33. Louis Williams, Atlanta Hawks

Stats: 10.4 PPG, 2.1 RPG, 3.5 APG

Williams is probably reaching the end of his career after having trouble scoring last year. Injuries have always been a problem for Williams, who missed 22 games last year. He still averaged double digit PPG, but his scoring dropped for the second year in a row. He’s a pretty solid backup still, and will find himself playing for the Raptors next year, but with starter DeMar DeRozan getting so many minutes, it will be interesting to see exactly how he is used there.

32. Jordan Crawford, Boston Celtics/Golden State Warriors

Stats: 11.0 PPG, 2.3 RPG, 3.5 APG

Crawford has already played for four different teams in his four years in the league, showing two very different sides of himself. One side is a scoring machine that involves taking tons of shots (and, in the process, missing a lot as well). The other side is a mediocre head-scratcher, missing tons of shots and not producing much more on the stat sheet. There doesn’t seem to be much correlation as to which side will show up, but if he ends up on your team, know this: it will take him way more shots than you want to get the amount of points you want.

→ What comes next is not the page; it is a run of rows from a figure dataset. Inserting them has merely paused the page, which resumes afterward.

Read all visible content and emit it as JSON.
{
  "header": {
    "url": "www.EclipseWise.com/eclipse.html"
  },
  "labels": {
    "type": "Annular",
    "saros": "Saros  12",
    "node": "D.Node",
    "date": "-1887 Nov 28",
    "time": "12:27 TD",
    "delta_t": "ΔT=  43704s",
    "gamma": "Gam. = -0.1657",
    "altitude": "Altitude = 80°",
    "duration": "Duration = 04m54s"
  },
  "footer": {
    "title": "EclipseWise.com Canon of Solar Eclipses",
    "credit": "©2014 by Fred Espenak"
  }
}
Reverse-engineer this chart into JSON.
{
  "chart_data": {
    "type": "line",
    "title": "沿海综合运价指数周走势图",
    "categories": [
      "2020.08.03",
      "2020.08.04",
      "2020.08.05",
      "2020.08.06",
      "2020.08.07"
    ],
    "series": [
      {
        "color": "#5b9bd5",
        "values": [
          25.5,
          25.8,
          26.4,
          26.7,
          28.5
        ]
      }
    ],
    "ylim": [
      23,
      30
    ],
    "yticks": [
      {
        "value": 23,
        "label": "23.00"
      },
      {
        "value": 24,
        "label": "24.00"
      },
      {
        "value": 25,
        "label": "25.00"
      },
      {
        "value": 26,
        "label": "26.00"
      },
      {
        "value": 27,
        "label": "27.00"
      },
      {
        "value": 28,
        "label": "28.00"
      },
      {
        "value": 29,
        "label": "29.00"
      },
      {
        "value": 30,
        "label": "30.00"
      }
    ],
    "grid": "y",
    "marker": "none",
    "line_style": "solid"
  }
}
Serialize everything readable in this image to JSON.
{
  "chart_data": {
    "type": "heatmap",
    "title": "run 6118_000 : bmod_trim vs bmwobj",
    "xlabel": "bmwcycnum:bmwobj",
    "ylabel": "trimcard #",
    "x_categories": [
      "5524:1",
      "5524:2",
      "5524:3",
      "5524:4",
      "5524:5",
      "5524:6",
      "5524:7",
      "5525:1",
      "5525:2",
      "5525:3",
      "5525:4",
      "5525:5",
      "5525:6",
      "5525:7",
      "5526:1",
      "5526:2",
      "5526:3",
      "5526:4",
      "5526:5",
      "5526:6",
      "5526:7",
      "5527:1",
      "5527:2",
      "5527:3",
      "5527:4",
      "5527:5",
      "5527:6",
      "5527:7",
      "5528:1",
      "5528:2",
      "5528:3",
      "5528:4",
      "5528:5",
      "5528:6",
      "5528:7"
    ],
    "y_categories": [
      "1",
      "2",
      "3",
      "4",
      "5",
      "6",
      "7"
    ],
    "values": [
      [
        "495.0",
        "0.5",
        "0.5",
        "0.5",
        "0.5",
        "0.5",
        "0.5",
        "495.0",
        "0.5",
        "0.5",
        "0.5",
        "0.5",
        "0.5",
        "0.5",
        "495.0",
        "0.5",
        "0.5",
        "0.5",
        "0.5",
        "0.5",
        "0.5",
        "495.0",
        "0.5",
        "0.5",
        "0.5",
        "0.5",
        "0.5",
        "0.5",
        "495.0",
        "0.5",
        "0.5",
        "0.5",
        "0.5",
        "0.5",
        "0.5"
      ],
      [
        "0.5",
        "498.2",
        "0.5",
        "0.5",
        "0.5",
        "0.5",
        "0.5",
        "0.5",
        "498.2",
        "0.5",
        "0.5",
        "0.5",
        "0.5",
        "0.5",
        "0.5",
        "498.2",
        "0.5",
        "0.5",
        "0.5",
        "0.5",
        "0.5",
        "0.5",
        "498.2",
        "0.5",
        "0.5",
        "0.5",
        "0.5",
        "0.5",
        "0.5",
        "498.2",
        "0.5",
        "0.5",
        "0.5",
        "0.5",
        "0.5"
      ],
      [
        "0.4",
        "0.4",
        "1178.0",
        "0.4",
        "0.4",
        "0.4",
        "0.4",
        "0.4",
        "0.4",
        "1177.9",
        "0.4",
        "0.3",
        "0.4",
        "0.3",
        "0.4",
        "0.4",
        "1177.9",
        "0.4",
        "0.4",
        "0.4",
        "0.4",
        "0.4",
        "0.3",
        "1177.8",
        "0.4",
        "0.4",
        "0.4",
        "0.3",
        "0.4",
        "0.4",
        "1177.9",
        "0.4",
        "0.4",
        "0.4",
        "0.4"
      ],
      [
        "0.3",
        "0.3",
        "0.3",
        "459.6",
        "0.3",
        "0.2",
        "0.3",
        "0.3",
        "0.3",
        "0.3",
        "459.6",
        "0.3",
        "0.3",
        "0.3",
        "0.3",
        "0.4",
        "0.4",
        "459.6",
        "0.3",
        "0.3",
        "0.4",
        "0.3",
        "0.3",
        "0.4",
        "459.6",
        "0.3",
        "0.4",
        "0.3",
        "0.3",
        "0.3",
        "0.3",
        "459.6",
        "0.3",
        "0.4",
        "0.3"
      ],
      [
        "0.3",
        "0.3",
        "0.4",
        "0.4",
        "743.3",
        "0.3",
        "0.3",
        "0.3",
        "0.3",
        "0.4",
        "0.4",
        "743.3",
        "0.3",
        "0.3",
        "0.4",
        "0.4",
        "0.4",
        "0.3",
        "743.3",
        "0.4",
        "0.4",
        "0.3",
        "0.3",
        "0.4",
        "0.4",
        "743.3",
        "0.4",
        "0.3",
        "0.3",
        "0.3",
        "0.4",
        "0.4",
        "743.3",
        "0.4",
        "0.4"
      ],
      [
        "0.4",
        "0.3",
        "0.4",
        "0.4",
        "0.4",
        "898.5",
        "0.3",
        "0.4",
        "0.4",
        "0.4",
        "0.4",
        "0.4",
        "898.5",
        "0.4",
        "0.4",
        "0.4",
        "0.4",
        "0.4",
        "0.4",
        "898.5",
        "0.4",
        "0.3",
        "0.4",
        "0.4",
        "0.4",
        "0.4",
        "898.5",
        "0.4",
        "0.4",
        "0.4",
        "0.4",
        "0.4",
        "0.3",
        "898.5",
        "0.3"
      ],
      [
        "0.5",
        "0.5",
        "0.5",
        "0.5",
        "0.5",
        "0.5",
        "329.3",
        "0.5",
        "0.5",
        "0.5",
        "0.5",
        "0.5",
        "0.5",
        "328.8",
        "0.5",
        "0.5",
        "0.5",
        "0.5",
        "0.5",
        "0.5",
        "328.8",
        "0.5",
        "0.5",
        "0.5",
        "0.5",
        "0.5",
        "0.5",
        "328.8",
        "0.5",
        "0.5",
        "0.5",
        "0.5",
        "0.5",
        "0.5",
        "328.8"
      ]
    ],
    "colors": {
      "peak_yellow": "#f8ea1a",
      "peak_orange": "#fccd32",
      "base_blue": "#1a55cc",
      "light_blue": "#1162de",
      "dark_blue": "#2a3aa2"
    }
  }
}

31. Marco Belinelli, San Antonio Spurs

Stats: 11.4 PPG, 2.8 RPG, 2.2 APG

Belinelli surprisingly played very well for the eventual NBA Champions last year, contributing as one of their most important bench players in a crowded SG position. Battling with Green and Ginobli for minutes, he still managed to get 25.2 of them a game and 80 games total. If he was needed to start, he often exploded, acting as if he were one of the best guards in the league. He is a valuable player to have on a team, and his skill set seemed to mesh well with the system of the Spurs. Unfortunately, he didn’t play much in the postseason, averaging only 15.5 MPG and much less across the stat sheet.